This paper presents a resource selection approach in large-scale distributed systems. The approach is decentralized and self-adapting, and aims to address scalability and resiliency in the face of changes in the number of attributes (representing the characteristics of nodes and the requirements of users and applications). The authors also address changes in the overall system composition (nodes opting in and out of the system). As noted by the authors, the paper is an extended version of a 2009 conference paper [1].
The paper is well written and nicely structured. The authors introduce challenges related to the resource selection problem in terms of scalability, and how to dynamically adapt to changes over time in the composition of the system or in the requirements of applications. They then present the system model, describing how they characterize the nodes and the overall system, and describe base resource discovery (without self-adaptation), including the network topology used, and query routing. The paper includes interesting discussions on dealing with updates and the reconfiguration of the system and providing maintenance in the presence of dynamic changes (churn, failure, and the set of attributes). Self-adaptation can impact or improve the system (in terms of workload, delivery, and so on). The presented approach is based on gossip-based protocols, which are also explained in this paper.

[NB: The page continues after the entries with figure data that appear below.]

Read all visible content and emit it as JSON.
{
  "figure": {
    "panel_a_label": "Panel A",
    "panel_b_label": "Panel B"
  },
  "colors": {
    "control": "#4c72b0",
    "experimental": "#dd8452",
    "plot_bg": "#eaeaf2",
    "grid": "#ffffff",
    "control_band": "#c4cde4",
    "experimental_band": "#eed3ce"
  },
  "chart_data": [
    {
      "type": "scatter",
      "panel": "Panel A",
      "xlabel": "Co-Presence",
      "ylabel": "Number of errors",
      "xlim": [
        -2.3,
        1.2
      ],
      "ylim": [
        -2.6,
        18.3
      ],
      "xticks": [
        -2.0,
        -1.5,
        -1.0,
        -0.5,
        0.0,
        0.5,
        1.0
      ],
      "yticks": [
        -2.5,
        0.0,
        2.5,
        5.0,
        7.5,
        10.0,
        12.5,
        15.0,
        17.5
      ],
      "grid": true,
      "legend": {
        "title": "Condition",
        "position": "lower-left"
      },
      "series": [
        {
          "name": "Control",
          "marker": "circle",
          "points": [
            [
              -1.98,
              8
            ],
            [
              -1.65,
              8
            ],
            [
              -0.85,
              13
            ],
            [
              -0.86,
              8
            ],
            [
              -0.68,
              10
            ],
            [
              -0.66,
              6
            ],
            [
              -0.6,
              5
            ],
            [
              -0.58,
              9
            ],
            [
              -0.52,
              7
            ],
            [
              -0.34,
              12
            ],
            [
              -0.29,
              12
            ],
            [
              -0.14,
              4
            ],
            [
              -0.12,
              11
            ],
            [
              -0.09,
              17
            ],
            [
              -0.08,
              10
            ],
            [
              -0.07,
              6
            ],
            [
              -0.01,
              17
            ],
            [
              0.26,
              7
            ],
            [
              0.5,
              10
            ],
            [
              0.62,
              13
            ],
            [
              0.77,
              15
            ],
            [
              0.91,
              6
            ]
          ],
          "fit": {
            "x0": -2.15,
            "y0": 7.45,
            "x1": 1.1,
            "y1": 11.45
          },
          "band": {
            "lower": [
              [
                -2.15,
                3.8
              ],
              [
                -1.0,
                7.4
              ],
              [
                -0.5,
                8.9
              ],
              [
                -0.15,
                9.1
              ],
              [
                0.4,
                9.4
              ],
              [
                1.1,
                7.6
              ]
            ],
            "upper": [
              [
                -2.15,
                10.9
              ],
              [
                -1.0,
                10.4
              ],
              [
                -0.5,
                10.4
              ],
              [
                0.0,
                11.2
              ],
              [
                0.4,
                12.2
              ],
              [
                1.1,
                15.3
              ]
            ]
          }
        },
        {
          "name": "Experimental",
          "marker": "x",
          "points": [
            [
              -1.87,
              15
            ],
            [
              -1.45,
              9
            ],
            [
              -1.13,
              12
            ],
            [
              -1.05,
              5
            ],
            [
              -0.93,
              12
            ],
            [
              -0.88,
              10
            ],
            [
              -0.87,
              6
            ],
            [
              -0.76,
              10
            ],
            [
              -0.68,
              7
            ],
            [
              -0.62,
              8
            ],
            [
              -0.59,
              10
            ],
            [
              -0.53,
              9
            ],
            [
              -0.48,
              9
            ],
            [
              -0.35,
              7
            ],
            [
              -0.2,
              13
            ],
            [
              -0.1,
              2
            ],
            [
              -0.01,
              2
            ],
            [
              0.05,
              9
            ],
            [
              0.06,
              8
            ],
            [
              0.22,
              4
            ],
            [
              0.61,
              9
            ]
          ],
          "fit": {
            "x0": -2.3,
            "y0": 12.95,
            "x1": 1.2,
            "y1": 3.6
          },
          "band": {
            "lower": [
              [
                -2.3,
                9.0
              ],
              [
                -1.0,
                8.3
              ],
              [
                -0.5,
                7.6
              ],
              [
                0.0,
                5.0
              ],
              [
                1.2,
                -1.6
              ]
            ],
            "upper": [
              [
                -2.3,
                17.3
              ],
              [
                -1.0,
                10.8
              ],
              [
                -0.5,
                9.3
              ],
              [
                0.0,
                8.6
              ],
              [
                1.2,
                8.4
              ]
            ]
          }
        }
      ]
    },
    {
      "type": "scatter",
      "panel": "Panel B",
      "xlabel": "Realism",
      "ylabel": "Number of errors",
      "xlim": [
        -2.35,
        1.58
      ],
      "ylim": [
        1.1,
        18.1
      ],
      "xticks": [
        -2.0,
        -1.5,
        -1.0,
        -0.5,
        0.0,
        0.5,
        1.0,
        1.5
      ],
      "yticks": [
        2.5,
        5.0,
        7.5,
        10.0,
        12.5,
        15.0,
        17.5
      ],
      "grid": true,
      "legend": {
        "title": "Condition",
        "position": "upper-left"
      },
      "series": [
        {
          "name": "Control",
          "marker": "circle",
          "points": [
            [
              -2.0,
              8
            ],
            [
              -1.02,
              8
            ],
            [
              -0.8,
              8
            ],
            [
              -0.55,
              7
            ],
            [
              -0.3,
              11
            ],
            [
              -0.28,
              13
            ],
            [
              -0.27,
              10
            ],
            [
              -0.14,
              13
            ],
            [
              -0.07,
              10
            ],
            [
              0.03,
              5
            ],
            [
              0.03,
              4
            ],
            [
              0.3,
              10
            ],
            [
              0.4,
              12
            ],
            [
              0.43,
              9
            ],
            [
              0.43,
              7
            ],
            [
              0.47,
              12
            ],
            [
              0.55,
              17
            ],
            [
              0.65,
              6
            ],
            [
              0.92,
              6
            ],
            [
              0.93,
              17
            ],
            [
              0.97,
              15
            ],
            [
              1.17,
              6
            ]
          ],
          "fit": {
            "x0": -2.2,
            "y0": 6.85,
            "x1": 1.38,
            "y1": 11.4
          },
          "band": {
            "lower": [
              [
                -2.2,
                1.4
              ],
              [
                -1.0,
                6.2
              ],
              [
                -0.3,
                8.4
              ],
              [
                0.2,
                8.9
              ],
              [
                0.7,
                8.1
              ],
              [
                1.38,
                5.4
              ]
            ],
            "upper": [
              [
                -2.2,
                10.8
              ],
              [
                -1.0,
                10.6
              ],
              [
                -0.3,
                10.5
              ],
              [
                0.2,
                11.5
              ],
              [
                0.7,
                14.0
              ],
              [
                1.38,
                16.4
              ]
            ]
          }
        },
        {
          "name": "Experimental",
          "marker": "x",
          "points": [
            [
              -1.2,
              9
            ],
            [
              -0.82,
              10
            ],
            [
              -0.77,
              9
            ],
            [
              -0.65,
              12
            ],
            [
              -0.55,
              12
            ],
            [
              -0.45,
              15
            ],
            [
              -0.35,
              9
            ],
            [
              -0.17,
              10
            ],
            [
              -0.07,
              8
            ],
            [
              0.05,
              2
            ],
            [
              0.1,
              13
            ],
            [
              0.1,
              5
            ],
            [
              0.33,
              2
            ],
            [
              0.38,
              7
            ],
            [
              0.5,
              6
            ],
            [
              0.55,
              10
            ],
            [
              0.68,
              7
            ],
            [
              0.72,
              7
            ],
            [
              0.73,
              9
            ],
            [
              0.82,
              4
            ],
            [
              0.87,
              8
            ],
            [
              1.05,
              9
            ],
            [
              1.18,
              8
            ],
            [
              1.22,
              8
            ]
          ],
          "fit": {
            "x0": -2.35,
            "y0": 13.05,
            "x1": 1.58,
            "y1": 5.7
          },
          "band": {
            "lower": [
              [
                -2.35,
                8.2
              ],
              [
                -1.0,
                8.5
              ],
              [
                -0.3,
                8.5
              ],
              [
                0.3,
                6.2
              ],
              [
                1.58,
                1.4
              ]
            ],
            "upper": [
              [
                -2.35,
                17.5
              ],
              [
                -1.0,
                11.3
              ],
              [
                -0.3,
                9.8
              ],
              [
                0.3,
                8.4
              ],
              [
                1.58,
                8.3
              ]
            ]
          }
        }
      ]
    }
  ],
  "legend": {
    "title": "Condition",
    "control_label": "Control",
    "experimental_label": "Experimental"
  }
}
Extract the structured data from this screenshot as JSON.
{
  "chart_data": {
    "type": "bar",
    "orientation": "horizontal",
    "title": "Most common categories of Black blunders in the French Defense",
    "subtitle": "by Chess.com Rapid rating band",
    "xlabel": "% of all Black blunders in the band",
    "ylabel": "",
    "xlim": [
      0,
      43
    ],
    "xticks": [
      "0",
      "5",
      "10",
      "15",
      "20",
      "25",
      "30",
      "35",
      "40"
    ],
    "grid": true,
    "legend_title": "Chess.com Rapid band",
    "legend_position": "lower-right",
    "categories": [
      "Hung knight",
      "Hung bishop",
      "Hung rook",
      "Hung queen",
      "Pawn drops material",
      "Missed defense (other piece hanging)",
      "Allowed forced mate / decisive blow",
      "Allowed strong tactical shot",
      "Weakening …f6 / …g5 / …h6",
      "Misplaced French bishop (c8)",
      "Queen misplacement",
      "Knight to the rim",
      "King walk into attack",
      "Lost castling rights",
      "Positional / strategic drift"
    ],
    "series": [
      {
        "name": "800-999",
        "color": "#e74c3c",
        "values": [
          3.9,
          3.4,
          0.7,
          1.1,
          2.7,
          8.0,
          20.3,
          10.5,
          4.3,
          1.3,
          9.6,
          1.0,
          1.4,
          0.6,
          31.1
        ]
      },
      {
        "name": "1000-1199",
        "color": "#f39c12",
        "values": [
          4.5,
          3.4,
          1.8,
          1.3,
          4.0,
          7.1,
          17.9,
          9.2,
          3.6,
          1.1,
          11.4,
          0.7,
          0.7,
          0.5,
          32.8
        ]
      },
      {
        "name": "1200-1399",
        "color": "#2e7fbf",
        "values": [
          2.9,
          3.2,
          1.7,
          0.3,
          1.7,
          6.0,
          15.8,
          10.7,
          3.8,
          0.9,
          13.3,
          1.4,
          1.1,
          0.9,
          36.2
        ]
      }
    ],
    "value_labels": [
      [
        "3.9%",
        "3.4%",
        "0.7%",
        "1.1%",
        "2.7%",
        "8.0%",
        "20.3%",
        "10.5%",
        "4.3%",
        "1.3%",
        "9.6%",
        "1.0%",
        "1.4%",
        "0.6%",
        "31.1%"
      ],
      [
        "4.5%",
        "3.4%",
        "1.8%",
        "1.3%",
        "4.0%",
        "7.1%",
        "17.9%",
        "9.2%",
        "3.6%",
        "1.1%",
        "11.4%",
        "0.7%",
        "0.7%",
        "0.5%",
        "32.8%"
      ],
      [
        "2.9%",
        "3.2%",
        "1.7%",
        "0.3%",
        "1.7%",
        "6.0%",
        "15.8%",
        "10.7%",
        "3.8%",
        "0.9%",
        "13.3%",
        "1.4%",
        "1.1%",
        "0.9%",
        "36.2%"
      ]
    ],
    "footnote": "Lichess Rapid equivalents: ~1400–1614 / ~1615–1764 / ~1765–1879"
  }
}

Every section includes an evaluation section with simulations or emulated setups (including some that use PeerSim). There are, however, no experiments involving actual deployments, as claimed in the conclusion. Some of the simulation setups are based on data from actual deployment traces from the Berkeley open infrastructure for network computing (BOINC) platform, but these are two completely different things. This is a drawback of the paper, as some of the simulation results are actually confusing and difficult to interpret. Confusing details include, for example, quite random routing overhead versus number of attributes in the system, and inexplicable and quite random drops in the delivery rates versus churn (rates even drop to zero in figure 9(a)). Real-world deployment and experimentation would greatly enhance the value of the work presented in this paper.